The European Commission is working on drone regulations which would facilitate commercial beyond visual line-of-sight (BVLOS) drone operations on the continent, and plans to disclose them by the end of the year, according to Reuters. For utility companies with miles of infrastructure such as power and pipelines to inspect, garnering official leeway to utilize autonomous drones in the stead of conventional workers would be a huge boon.
In the meantime, both Italy’s Snam and France’s RTE energy companies have completed test flights using long-distance unmanned aerial vehicles to fly over pipelines and power lines at low altitudes. As Europe’s largest gas utility company, Snam would benefit hugely from a cohesive, well-established set of commercial regulations regarding BVLOS, as being able to remotely inspect its infrastructure in the mountainous terrain of the Italian Apennine landscapes would not only be efficient, but cut costs.
Similarly, RTE has completed test flights to inspect 31 miles (50 kilometers) of transmission lines to collect data and create virtual replicas of the infrastructure, in order to gain a better understanding of its structural integrity. During the next two years, the company plans on investing $5.6 million (4.8 million euros) on drone technology to ramp these efforts up.
“It’s a real game changer,” said PricewaterhouseCoopers partner Michal Mazur about drone use in infrastructure inspection. “They’re 100 times faster than manual measurement, more accurate than helicopters and, with AI devices on board, could soon be able to fix problems.”
Germany’s second-largest energy company, Innogy, has also turned toward drones in order to maximize business and increase efficiency. The company uses drones within the line of sight to inspect portions of the 113,090 miles of power lines it manages. “You are not only saving time but also money,” explained Innogy’s key account manager Sven Bender.
As for the United States, Colorado-based Xcel Energy Inc. was the first American utility company to gain Federeal Aviation Administration approval to conduct BVLOS operations earlier this year. ULC Robotics, which provides a variety of technology used by energy companies such as Xcel, is confident that domestic utilities companies are just as eager as their European counterparts to ramp up drone implementation.
“While only a handful of beyond visual line of sight flights have been granted in the utility space, we believe developments in long-range flight are going to advance within the next two to three years,” said ULC Business Development Manager Tom Barracca.
Ultimately, it’s only a matter of time before governmental regulations meet corporate lobbying and mutual compromise to get BVLOS operations off the ground in a substantial manner.

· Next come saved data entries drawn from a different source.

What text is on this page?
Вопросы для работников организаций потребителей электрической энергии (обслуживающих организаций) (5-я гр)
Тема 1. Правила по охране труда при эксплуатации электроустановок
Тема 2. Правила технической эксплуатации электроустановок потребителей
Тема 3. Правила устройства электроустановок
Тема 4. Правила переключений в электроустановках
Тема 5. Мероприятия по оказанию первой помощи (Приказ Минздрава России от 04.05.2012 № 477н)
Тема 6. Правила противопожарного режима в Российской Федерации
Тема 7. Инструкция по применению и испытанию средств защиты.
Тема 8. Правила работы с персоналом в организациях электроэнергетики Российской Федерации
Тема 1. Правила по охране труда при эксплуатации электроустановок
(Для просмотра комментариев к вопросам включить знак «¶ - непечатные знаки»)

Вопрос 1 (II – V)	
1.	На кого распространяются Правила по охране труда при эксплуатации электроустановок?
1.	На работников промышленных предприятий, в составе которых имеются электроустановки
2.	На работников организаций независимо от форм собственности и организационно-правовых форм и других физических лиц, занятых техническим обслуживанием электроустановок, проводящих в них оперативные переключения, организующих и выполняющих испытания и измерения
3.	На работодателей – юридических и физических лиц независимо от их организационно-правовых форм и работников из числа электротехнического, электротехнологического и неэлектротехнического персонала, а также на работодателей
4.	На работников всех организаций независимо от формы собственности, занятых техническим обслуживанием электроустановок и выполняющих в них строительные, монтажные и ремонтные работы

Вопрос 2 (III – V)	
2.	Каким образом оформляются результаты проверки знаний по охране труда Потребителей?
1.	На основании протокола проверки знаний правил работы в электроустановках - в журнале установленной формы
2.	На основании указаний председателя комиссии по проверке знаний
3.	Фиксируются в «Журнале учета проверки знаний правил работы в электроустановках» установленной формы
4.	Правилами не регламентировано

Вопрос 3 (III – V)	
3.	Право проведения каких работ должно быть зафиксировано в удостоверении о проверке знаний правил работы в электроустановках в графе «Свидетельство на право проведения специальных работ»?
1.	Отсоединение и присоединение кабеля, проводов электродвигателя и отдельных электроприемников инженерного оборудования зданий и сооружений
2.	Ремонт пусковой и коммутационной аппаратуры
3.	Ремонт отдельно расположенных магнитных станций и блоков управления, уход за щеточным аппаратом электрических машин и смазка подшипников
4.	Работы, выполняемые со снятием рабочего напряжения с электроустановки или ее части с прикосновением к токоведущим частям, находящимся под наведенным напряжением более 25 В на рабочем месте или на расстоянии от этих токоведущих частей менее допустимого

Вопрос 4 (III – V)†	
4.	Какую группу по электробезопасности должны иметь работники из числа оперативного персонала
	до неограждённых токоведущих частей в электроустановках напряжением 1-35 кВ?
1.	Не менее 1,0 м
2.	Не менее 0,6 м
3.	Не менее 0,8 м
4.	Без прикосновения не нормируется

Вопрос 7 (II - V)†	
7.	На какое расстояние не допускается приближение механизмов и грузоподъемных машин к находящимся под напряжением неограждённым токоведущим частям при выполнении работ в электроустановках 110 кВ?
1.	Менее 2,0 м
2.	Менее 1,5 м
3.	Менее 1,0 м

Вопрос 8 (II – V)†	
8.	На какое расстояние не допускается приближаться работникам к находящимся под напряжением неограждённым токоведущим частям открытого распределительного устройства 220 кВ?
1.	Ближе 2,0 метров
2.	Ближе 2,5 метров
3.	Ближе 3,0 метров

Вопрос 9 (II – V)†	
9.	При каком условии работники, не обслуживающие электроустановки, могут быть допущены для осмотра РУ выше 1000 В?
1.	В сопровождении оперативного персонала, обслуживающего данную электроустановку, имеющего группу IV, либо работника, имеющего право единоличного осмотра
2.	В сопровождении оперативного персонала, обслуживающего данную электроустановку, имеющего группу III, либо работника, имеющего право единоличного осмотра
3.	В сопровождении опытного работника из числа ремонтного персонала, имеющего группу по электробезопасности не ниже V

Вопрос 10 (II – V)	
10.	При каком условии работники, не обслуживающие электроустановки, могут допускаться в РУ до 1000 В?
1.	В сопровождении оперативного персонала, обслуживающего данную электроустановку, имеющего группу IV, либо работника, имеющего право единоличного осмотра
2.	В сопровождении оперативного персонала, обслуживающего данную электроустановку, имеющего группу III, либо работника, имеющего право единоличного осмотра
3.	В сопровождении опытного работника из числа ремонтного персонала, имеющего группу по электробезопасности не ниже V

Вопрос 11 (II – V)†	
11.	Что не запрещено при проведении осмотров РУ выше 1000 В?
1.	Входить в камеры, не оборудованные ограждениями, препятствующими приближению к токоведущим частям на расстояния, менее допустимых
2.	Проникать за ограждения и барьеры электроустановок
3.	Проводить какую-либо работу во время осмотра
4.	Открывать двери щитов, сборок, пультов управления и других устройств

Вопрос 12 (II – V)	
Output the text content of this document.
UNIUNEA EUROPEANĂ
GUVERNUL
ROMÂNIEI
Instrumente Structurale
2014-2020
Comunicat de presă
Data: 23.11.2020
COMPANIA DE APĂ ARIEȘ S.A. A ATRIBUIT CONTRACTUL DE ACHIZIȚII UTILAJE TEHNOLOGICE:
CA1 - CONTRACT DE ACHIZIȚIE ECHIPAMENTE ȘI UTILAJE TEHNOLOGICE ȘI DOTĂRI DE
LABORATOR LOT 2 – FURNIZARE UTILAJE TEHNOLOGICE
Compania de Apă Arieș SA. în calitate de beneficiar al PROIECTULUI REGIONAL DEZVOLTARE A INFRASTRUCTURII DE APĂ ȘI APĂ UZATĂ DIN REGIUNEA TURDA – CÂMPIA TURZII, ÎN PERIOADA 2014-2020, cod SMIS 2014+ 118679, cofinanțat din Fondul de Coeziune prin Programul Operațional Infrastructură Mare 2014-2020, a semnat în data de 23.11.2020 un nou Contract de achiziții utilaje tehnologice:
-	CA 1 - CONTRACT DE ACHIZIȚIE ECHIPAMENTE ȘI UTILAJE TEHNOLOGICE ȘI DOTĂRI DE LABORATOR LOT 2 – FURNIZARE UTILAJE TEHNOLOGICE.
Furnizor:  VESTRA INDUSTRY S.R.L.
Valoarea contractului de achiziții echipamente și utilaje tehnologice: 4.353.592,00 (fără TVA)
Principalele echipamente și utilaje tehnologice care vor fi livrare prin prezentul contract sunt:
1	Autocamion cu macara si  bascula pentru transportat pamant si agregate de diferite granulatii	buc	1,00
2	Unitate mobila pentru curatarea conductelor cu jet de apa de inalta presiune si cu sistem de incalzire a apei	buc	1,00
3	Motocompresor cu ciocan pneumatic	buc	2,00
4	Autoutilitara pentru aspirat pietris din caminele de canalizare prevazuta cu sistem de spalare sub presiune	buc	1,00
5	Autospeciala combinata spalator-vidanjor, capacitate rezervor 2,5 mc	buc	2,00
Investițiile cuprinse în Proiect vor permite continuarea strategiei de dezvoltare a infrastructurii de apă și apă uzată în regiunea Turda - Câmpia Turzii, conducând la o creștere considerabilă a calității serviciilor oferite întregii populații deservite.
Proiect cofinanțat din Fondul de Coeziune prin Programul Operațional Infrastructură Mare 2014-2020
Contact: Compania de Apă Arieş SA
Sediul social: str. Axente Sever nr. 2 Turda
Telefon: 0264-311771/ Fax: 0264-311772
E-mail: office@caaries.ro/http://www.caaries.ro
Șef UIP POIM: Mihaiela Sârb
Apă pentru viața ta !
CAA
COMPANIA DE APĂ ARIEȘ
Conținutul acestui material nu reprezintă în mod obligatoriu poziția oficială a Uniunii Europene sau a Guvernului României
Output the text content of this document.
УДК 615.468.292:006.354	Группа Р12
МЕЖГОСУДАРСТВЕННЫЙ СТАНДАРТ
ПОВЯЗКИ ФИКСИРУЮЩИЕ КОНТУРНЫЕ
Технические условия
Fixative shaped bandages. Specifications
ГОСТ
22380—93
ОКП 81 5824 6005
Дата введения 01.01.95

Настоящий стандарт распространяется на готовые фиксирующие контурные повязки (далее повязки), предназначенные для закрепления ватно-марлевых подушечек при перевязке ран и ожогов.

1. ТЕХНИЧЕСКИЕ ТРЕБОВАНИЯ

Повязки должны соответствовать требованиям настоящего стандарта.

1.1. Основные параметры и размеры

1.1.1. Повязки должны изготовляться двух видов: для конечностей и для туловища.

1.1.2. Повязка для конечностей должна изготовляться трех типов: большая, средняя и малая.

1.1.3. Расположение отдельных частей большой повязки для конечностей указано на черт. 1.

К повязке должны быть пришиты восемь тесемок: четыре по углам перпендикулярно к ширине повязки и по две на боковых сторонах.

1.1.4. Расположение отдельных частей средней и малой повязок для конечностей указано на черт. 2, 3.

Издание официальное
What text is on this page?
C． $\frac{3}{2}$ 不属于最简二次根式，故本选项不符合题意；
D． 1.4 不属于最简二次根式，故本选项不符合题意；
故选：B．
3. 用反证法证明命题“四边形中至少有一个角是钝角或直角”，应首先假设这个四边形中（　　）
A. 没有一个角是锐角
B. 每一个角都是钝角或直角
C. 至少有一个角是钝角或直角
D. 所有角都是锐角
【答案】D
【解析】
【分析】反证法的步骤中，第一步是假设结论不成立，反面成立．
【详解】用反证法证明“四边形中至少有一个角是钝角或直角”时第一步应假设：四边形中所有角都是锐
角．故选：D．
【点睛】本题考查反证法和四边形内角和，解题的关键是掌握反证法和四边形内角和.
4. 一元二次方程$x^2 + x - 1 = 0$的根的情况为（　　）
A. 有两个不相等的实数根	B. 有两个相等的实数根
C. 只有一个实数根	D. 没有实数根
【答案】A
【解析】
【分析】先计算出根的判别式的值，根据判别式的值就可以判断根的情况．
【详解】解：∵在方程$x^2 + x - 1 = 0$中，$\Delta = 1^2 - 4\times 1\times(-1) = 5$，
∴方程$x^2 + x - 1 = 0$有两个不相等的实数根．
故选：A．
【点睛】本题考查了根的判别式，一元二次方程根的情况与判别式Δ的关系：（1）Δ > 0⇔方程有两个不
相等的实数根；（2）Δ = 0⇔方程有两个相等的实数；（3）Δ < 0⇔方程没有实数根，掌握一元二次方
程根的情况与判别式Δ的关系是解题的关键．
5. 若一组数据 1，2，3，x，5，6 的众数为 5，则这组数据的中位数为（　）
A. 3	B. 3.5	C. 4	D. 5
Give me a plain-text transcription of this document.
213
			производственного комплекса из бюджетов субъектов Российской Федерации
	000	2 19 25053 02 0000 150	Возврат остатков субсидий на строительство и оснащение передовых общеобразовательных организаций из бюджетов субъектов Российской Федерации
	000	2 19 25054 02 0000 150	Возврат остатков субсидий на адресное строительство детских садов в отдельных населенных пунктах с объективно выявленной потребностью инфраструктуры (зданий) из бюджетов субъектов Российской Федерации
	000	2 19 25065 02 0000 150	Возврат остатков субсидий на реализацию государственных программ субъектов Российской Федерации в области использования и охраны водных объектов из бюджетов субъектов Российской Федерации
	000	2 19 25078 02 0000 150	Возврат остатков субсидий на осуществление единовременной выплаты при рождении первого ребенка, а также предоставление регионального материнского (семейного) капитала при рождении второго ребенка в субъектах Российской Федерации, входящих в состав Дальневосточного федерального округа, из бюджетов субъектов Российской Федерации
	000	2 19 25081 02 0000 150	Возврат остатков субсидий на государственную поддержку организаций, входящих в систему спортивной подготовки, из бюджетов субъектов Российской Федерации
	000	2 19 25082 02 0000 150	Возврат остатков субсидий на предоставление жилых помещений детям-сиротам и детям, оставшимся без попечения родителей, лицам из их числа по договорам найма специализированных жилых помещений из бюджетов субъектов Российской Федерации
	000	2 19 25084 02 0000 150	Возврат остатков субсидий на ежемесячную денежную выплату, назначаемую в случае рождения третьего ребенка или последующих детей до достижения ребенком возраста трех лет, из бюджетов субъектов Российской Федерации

There is simply too much money in the industry, and sophisticated programming authorities can largely rely on for safety, not to dive into this particular opportunity. If the European Commission’s claims that thorough regulations will be disclosed by the end of the year are correct, and drone implementation by Europe’s major energy companies continues to grow, it’s safe to say that inspections of infrastructure on the continent will only ramp up further as the years go by.